Task pooling for dynamic workloads in FreeRTOS - Time & Space Complexity
When using task pooling in FreeRTOS, we want to know how the time to handle tasks changes as more tasks come in.
We ask: How does the system's work grow when the number of tasks increases?
Analyze the time complexity of the following code snippet.
// Simple task pool example
void TaskPoolHandler(void *params) {
while(1) {
TaskHandle_t task = GetNextTaskFromQueue();
if(task != NULL) {
ProcessTask(task);
}
vTaskDelay(10 / portTICK_PERIOD_MS);
}
}
This code runs a task pool handler that repeatedly checks for new tasks and processes them one by one.
Identify the loops, recursion, array traversals that repeat.
- Primary operation: The infinite loop that repeatedly fetches and processes tasks.
- How many times: It runs continuously, processing each task as it arrives.
As the number of tasks increases, the handler processes each task one after another.
| Input Size (n) | Approx.
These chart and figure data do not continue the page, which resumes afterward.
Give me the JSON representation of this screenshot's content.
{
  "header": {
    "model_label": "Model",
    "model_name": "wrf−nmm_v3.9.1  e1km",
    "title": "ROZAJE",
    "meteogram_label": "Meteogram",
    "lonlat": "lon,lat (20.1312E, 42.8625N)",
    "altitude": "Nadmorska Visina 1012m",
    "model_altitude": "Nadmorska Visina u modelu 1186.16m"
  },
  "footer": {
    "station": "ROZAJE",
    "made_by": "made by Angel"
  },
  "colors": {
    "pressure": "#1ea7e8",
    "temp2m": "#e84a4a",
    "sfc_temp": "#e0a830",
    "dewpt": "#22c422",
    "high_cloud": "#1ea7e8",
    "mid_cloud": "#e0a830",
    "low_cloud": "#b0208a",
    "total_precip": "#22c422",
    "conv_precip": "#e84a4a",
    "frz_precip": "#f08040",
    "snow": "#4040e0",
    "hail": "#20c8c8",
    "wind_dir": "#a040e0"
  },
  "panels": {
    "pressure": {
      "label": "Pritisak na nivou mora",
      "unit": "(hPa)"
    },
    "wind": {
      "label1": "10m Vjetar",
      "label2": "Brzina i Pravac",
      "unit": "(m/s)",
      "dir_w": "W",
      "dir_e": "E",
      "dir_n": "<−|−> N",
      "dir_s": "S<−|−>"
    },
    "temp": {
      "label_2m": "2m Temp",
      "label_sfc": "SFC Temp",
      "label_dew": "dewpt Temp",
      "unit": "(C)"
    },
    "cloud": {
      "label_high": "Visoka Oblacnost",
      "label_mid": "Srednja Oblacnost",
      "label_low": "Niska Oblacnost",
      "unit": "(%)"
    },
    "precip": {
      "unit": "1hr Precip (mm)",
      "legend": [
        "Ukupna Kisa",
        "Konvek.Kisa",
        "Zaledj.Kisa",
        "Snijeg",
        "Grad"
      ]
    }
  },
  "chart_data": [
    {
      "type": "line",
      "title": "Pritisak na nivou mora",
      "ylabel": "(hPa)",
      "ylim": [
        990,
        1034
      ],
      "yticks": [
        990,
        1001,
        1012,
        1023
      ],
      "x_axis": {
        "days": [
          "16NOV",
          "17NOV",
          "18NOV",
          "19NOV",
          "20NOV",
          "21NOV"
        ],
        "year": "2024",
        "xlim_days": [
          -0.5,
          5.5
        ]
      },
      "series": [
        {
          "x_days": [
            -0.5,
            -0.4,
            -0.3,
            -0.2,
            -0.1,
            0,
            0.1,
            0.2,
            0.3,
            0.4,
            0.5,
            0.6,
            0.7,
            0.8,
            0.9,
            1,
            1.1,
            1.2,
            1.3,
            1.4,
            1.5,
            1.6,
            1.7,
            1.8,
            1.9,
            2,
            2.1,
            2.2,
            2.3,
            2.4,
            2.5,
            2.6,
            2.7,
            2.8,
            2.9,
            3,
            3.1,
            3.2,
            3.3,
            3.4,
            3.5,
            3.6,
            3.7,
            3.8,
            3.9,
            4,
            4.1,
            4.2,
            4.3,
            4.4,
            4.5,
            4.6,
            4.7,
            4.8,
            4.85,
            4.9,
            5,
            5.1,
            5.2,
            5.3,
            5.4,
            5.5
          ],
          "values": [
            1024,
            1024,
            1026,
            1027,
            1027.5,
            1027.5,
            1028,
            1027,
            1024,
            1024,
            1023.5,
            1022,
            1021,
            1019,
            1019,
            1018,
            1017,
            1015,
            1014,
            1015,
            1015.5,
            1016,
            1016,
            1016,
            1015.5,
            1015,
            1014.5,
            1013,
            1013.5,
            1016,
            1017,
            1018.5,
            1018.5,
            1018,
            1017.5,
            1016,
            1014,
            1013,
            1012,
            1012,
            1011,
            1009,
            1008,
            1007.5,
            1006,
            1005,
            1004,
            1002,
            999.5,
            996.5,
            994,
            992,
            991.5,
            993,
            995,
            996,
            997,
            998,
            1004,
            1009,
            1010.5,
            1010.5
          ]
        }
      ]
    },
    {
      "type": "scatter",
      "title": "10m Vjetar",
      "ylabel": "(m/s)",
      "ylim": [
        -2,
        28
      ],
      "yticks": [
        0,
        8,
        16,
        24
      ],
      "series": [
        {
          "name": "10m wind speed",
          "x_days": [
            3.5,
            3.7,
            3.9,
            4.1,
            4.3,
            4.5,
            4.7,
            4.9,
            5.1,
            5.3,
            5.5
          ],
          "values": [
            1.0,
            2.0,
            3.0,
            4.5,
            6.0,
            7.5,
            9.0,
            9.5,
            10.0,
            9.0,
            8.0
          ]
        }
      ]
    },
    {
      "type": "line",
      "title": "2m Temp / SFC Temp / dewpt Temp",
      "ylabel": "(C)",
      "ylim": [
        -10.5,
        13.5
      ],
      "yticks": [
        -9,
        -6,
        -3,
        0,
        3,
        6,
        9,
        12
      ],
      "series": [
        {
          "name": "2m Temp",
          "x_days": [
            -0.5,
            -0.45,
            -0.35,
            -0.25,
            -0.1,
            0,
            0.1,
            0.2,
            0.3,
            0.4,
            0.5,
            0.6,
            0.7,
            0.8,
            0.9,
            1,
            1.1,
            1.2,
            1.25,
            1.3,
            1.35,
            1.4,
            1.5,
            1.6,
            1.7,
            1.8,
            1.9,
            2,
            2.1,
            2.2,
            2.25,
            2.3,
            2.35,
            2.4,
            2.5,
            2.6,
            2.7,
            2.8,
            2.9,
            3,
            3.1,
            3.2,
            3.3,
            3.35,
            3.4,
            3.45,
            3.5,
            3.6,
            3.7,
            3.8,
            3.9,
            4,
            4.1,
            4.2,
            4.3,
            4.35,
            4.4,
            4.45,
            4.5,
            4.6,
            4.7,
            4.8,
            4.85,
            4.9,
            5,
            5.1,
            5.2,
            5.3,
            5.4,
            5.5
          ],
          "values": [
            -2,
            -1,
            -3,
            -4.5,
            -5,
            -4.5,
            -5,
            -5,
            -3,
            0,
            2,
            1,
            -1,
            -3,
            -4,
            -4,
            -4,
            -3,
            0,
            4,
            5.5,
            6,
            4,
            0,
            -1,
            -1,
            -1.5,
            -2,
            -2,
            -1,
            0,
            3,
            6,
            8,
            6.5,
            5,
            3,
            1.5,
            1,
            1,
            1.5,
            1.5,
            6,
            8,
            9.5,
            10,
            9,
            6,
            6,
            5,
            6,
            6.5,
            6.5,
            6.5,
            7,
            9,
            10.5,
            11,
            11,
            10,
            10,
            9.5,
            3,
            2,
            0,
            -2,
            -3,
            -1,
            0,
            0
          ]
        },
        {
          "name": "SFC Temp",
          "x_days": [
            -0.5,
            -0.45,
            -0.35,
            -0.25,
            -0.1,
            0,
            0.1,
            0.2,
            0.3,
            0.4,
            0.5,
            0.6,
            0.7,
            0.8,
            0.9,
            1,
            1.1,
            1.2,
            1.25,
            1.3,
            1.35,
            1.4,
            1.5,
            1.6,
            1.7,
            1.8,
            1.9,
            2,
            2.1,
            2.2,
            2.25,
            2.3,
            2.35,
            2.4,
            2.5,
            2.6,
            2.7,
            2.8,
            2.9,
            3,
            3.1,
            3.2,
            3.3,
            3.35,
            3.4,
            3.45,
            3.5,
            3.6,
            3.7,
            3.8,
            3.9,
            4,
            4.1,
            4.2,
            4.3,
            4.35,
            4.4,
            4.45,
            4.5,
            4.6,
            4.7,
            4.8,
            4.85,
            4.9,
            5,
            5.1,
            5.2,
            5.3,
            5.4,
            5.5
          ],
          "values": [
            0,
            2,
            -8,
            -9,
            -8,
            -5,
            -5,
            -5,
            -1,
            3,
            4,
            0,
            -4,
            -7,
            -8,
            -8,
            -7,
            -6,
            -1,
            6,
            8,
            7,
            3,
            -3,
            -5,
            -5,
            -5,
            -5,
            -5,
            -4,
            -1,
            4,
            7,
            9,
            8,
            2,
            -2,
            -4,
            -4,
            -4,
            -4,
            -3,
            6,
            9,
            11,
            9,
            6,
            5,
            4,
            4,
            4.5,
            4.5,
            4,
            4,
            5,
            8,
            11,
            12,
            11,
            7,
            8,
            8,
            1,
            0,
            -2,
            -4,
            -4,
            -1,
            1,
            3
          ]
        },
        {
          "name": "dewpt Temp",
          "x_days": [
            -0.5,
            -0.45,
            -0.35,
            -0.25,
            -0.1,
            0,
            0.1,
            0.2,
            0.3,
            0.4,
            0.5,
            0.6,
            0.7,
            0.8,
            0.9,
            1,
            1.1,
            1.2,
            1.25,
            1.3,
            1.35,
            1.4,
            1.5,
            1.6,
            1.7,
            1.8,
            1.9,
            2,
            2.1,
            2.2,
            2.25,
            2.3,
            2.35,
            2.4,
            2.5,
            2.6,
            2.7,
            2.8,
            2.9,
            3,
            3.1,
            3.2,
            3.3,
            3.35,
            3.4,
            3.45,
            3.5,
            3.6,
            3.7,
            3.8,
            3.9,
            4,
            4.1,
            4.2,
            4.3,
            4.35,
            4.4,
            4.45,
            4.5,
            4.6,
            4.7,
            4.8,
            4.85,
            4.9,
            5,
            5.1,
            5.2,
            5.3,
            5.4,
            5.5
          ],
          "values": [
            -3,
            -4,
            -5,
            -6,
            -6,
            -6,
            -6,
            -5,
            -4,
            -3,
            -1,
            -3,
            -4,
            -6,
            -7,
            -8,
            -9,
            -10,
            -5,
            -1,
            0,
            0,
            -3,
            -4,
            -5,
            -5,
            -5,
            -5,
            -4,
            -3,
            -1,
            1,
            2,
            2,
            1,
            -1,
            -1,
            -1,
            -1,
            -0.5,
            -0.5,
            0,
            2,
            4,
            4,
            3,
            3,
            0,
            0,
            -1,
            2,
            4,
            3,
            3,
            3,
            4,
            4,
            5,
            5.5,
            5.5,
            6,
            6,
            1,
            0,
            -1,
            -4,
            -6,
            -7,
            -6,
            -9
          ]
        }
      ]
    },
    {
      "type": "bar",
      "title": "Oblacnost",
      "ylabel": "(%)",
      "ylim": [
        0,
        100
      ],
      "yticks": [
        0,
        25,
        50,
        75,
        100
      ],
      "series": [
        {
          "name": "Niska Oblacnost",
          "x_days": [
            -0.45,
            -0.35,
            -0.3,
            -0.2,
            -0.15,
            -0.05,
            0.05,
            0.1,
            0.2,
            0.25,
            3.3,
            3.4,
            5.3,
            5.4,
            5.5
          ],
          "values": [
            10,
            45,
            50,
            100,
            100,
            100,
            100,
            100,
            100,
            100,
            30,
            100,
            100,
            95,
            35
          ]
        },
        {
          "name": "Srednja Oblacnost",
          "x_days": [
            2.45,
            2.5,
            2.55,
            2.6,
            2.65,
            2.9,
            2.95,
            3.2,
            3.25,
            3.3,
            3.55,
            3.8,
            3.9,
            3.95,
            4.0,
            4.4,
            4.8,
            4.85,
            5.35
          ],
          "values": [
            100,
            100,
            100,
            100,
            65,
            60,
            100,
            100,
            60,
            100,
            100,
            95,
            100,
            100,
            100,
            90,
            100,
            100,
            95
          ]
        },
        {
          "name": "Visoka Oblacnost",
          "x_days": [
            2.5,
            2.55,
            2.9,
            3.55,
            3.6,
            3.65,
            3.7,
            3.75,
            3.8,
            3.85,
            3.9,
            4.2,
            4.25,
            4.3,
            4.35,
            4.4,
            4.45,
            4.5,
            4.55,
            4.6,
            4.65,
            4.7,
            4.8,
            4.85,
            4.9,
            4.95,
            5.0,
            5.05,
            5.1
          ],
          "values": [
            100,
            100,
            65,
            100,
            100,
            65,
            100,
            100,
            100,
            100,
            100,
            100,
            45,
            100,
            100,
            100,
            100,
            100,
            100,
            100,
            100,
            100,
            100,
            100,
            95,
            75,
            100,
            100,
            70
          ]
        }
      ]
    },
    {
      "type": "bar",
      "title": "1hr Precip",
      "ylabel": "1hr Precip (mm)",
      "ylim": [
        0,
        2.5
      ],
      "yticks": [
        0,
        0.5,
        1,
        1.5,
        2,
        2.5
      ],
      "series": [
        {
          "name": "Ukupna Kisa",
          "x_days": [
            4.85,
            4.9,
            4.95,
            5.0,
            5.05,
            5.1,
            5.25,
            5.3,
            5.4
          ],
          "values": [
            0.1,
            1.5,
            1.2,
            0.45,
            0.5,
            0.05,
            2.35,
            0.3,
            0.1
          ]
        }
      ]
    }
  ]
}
Operations |
|---|---|
| 10 | About 10 task process calls |
| 100 | About 100 task process calls |
| 1000 | About 1000 task process calls |
Pattern observation: The work grows directly with the number of tasks; more tasks mean more processing time.
Time Complexity: O(n)
This means the time to process tasks grows in a straight line with the number of tasks.
[X] Wrong: "The task pool processes all tasks instantly regardless of how many there are."
[OK] Correct: Each task still needs time to be processed one by one, so more tasks take more time overall.
Understanding how task pools handle growing workloads helps you explain system responsiveness and efficiency in real embedded projects.
"What if we added multiple worker tasks to process tasks in parallel? How would the time complexity change?"